Ao montar a estratégia de combate contra a violência, Nova York intensificou a perseguição contra um pacífico e aparentemente inofensivo personagem da cidade -os donos de cães.
Policiais receberam ordens para multar quem não cuida da sujeira de seus animais. São auxiliados por 200 fiscais que perambulam pelas ruas e parques.
A multa começa em R$ 100,00 e vai crescendo à medida que a delinquência se repete.
É comum ver mulheres com vestidos caríssimos, salto alto, vestindo luva de plástico que se converte num saco, procurando a cesta de lixo mais próxima.

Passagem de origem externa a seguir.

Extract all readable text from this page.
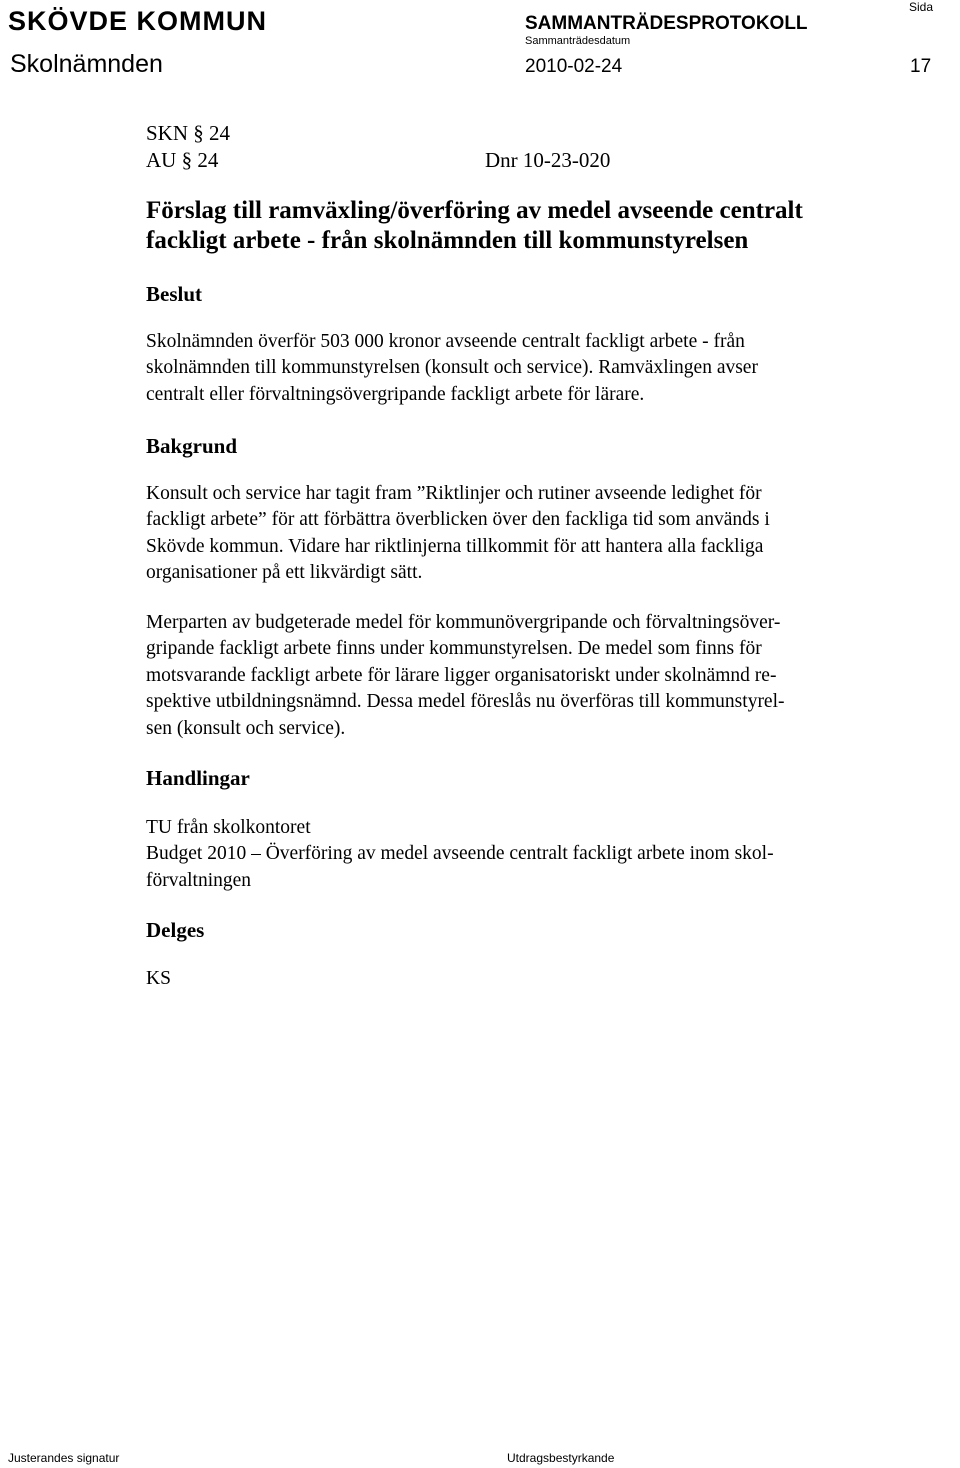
SKÖVDE KOMMUN	SAMMANTRÄDESPROTOKOLL
Sida
Sammanträdesdatum
Skolnämnden	2010-02-24	17
SKN § 24
AU § 24	Dnr 10-23-020
Förslag till ramväxling/överföring av medel avseende centralt
fackligt arbete - från skolnämnden till kommunstyrelsen
Beslut
Skolnämnden överför 503 000 kronor avseende centralt fackligt arbete - från
skolnämnden till kommunstyrelsen (konsult och service). Ramväxlingen avser
centralt eller förvaltningsövergripande fackligt arbete för lärare.
Bakgrund
Konsult och service har tagit fram ”Riktlinjer och rutiner avseende ledighet för
fackligt arbete” för att förbättra överblicken över den fackliga tid som används i
Skövde kommun. Vidare har riktlinjerna tillkommit för att hantera alla fackliga
organisationer på ett likvärdigt sätt.
Merparten av budgeterade medel för kommunövergripande och förvaltningsöver-
gripande fackligt arbete finns under kommunstyrelsen. De medel som finns för
motsvarande fackligt arbete för lärare ligger organisatoriskt under skolnämnd re-
spektive utbildningsnämnd. Dessa medel föreslås nu överföras till kommunstyrel-
sen (konsult och service).
Handlingar
TU från skolkontoret
Budget 2010 – Överföring av medel avseende centralt fackligt arbete inom skol-
förvaltningen
Delges
KS
Justerandes signatur	Utdragsbestyrkande
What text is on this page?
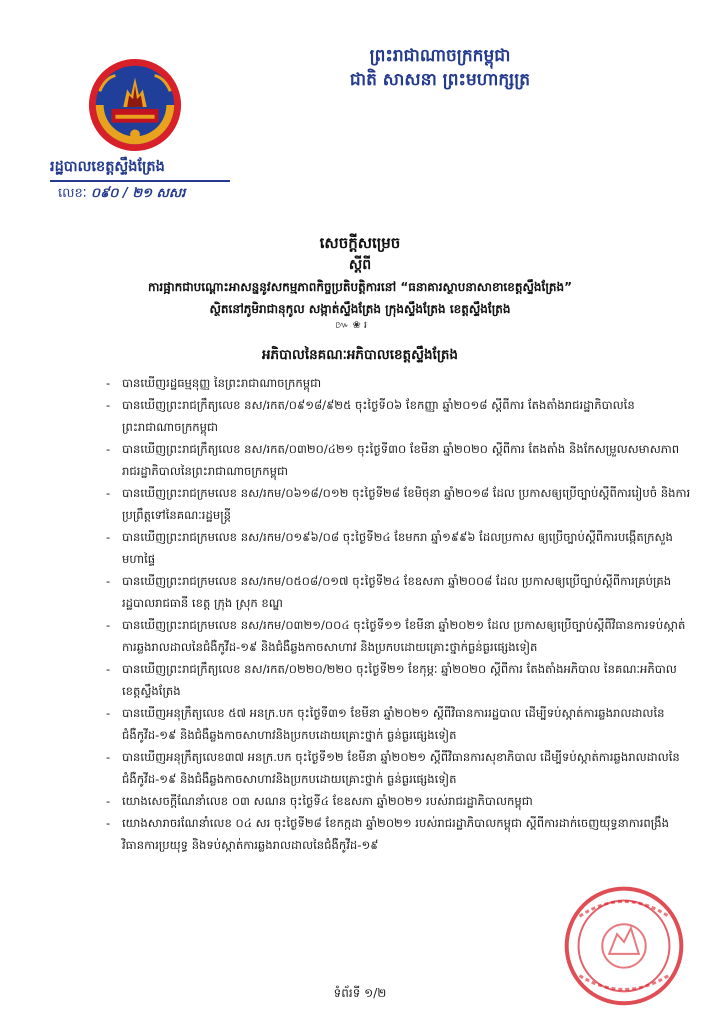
ព្រះរាជាណាចក្រកម្ពុជា
ជាតិ សាសនា ព្រះមហាក្សត្រ
រដ្ឋបាលខេត្តស្ទឹងត្រែង
លេខៈ ០៩០ / ២១ សសរ
សេចក្តីសម្រេច
ស្តីពី
ការផ្អាកជាបណ្តោះអាសន្ននូវសកម្មភាពកិច្ចប្រតិបត្តិការនៅ “ធនាគារស្ថាបនាសាខាខេត្តស្ទឹងត្រែង”
ស្ថិតនៅភូមិរាជានុកូល សង្កាត់ស្ទឹងត្រែង ក្រុងស្ទឹងត្រែង ខេត្តស្ទឹងត្រែង
៚ ❀ ៛
អភិបាលនៃគណៈអភិបាលខេត្តស្ទឹងត្រែង
- បានឃើញរដ្ឋធម្មនុញ្ញ នៃព្រះរាជាណាចក្រកម្ពុជា
- បានឃើញព្រះរាជក្រឹត្យលេខ នស/រកត/០៩១៨/៩២៥ ចុះថ្ងៃទី០៦ ខែកញ្ញា ឆ្នាំ២០១៨ ស្តីពីការ តែងតាំងរាជរដ្ឋាភិបាលនៃព្រះរាជាណាចក្រកម្ពុជា
- បានឃើញព្រះរាជក្រឹត្យលេខ នស/រកត/០៣២០/៤២១ ចុះថ្ងៃទី៣០ ខែមីនា ឆ្នាំ២០២០ ស្តីពីការ តែងតាំង និងកែសម្រួលសមាសភាពរាជរដ្ឋាភិបាលនៃព្រះរាជាណាចក្រកម្ពុជា
- បានឃើញព្រះរាជក្រមលេខ នស/រកម/០៦១៨/០១២ ចុះថ្ងៃទី២៨ ខែមិថុនា ឆ្នាំ២០១៨ ដែល ប្រកាសឲ្យប្រើច្បាប់ស្តីពីការរៀបចំ និងការប្រព្រឹត្តទៅនៃគណៈរដ្ឋមន្ត្រី
- បានឃើញព្រះរាជក្រមលេខ នស/រកម/០១៩៦/០៨ ចុះថ្ងៃទី២៤ ខែមករា ឆ្នាំ១៩៩៦ ដែលប្រកាស ឲ្យប្រើច្បាប់ស្តីពីការបង្កើតក្រសួងមហាផ្ទៃ
- បានឃើញព្រះរាជក្រមលេខ នស/រកម/០៥០៨/០១៧ ចុះថ្ងៃទី២៤ ខែឧសភា ឆ្នាំ២០០៨ ដែល ប្រកាសឲ្យប្រើច្បាប់ស្តីពីការគ្រប់គ្រងរដ្ឋបាលរាជធានី ខេត្ត ក្រុង ស្រុក ខណ្ឌ
- បានឃើញព្រះរាជក្រមលេខ នស/រកម/០៣២១/០០៤ ចុះថ្ងៃទី១១ ខែមីនា ឆ្នាំ២០២១ ដែល ប្រកាសឲ្យប្រើច្បាប់ស្តីពីវិធានការទប់ស្កាត់ការឆ្លងរាលដាលនៃជំងឺកូវីដ-១៩ និងជំងឺឆ្លងកាចសាហាវ និងប្រកបដោយគ្រោះថ្នាក់ធ្ងន់ធ្ងរផ្សេងទៀត
- បានឃើញព្រះរាជក្រឹត្យលេខ នស/រកត/០២២០/២២០ ចុះថ្ងៃទី២១ ខែកុម្ភៈ ឆ្នាំ២០២០ ស្តីពីការ តែងតាំងអភិបាល នៃគណៈអភិបាលខេត្តស្ទឹងត្រែង
- បានឃើញអនុក្រឹត្យលេខ ៥៧ អនក្រ.បក ចុះថ្ងៃទី៣១ ខែមីនា ឆ្នាំ២០២១ ស្តីពីវិធានការរដ្ឋបាល ដើម្បីទប់ស្កាត់ការឆ្លងរាលដាលនៃជំងឺកូវីដ-១៩ និងជំងឺឆ្លងកាចសាហាវនិងប្រកបដោយគ្រោះថ្នាក់ ធ្ងន់ធ្ងរផ្សេងទៀត
- បានឃើញអនុក្រឹត្យលេខ៣៧ អនក្រ.បក ចុះថ្ងៃទី១២ ខែមីនា ឆ្នាំ២០២១ ស្តីពីវិធានការសុខាភិបាល ដើម្បីទប់ស្កាត់ការឆ្លងរាលដាលនៃជំងឺកូវីដ-១៩ និងជំងឺឆ្លងកាចសាហាវនិងប្រកបដោយគ្រោះថ្នាក់ ធ្ងន់ធ្ងរផ្សេងទៀត
- យោងសេចក្តីណែនាំលេខ ០៣ សណន ចុះថ្ងៃទី៤ ខែឧសភា ឆ្នាំ២០២១ របស់រាជរដ្ឋាភិបាលកម្ពុជា
- យោងសារាចរណែនាំលេខ ០៤ សរ ចុះថ្ងៃទី២៨ ខែកក្កដា ឆ្នាំ២០២១ របស់រាជរដ្ឋាភិបាលកម្ពុជា ស្តីពីការដាក់ចេញយុទ្ធនាការពង្រឹងវិធានការប្រយុទ្ធ និងទប់ស្កាត់ការឆ្លងរាលដាលនៃជំងឺកូវីដ-១៩
ទំព័រទី ១/២
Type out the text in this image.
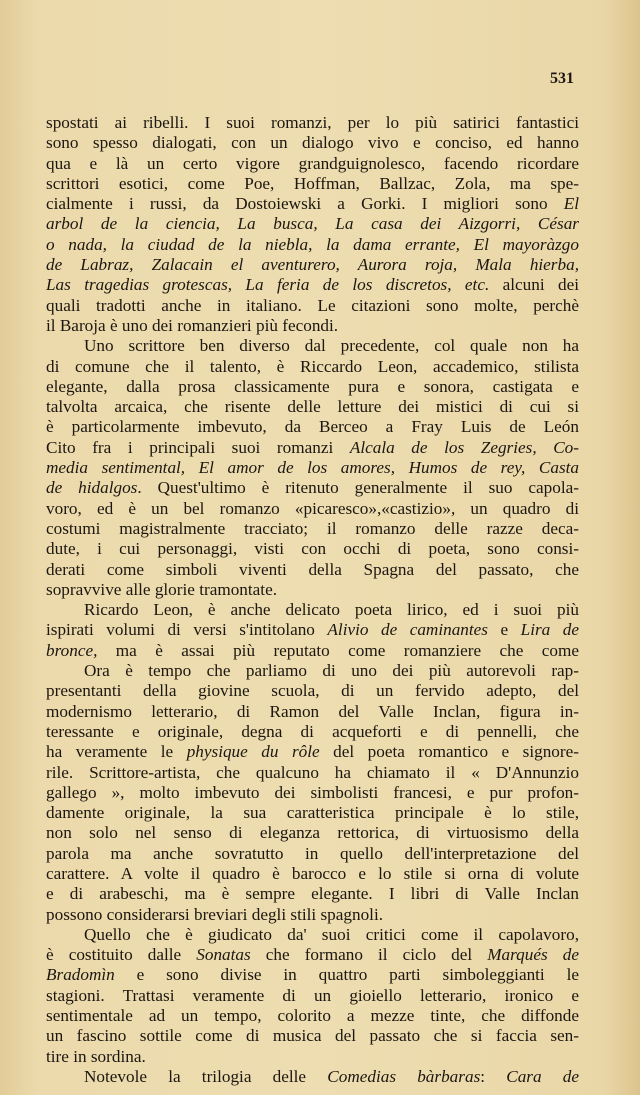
531
spostati ai ribelli. I suoi romanzi, per lo più satirici fantastici
sono spesso dialogati, con un dialogo vivo e conciso, ed hanno
qua e là un certo vigore grandguignolesco, facendo ricordare
scrittori esotici, come Poe, Hoffman, Ballzac, Zola, ma spe-
cialmente i russi, da Dostoiewski a Gorki. I migliori sono El
arbol de la ciencia, La busca, La casa dei Aizgorri, César
o nada, la ciudad de la niebla, la dama errante, El mayoràzgo
de Labraz, Zalacain el aventurero, Aurora roja, Mala hierba,
Las tragedias grotescas, La feria de los discretos, etc. alcuni dei
quali tradotti anche in italiano. Le citazioni sono molte, perchè
il Baroja è uno dei romanzieri più fecondi.
Uno scrittore ben diverso dal precedente, col quale non ha
di comune che il talento, è Riccardo Leon, accademico, stilista
elegante, dalla prosa classicamente pura e sonora, castigata e
talvolta arcaica, che risente delle letture dei mistici di cui si
è particolarmente imbevuto, da Berceo a Fray Luis de León
Cito fra i principali suoi romanzi Alcala de los Zegries, Co-
media sentimental, El amor de los amores, Humos de rey, Casta
de hidalgos. Quest'ultimo è ritenuto generalmente il suo capola-
voro, ed è un bel romanzo «picaresco»,«castizio», un quadro di
costumi magistralmente tracciato; il romanzo delle razze deca-
dute, i cui personaggi, visti con occhi di poeta, sono consi-
derati come simboli viventi della Spagna del passato, che
sopravvive alle glorie tramontate.
Ricardo Leon, è anche delicato poeta lirico, ed i suoi più
ispirati volumi di versi s'intitolano Alivio de caminantes e Lira de
bronce, ma è assai più reputato come romanziere che come
Ora è tempo che parliamo di uno dei più autorevoli rap-
presentanti della giovine scuola, di un fervido adepto, del
modernismo letterario, di Ramon del Valle Inclan, figura in-
teressante e originale, degna di acqueforti e di pennelli, che
ha veramente le physique du rôle del poeta romantico e signore-
rile. Scrittore-artista, che qualcuno ha chiamato il « D'Annunzio
gallego », molto imbevuto dei simbolisti francesi, e pur profon-
damente originale, la sua caratteristica principale è lo stile,
non solo nel senso di eleganza rettorica, di virtuosismo della
parola ma anche sovratutto in quello dell'interpretazione del
carattere. A volte il quadro è barocco e lo stile si orna di volute
e di arabeschi, ma è sempre elegante. I libri di Valle Inclan
possono considerarsi breviari degli stili spagnoli.
Quello che è giudicato da' suoi critici come il capolavoro,
è costituito dalle Sonatas che formano il ciclo del Marqués de
Bradomìn e sono divise in quattro parti simboleggianti le
stagioni. Trattasi veramente di un gioiello letterario, ironico e
sentimentale ad un tempo, colorito a mezze tinte, che diffonde
un fascino sottile come di musica del passato che si faccia sen-
tire in sordina.
Notevole la trilogia delle Comedias bàrbaras: Cara de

Há poucos dias, os fotógrafos flagraram John Kennedy Jr., um dos personagens mais charmosos e sofisticados do país, agachado ao lado de seu cachorro com uma dessas luvas descartáveis.
O esforço tinha de dar certo. Ninguém considera uma boa idéia pagar R$ 100,00 para cada passeio incivilizado de seu cachorro.
Nunca as ruas estiveram tão limpas -e em 30 anos nunca estiveram tão pacíficas.
Haveria alguma relação entre ruas mais limpas e menos violência?
*
Montados na autoridade de quem reduziu a níveis jamais imaginados a criminalidade, os responsáveis pela segurança de Nova York estão convencidos de que existe uma relação entre criminalidade e limpeza.
Uma aposta, inicialmente ridicularizada, guiou a polícia: a melhoria da qualidade de vida, com a punição aos pequenos delitos, teria efeito psicológico. Os marginais perceberiam a ordem e pensariam duas vezes antes de cometer um crime.
Ordem significava ir aos mínimos detalhes. Significava também ver punidos desde quem urina publicamente, os grafiteiros, motoqueiros sem capacete, mendigos agressivos e quem pula roleta do metrô sem pagar até os donos de cachorro.
Traduzindo: a sensação de impunidade estimula a delinquência.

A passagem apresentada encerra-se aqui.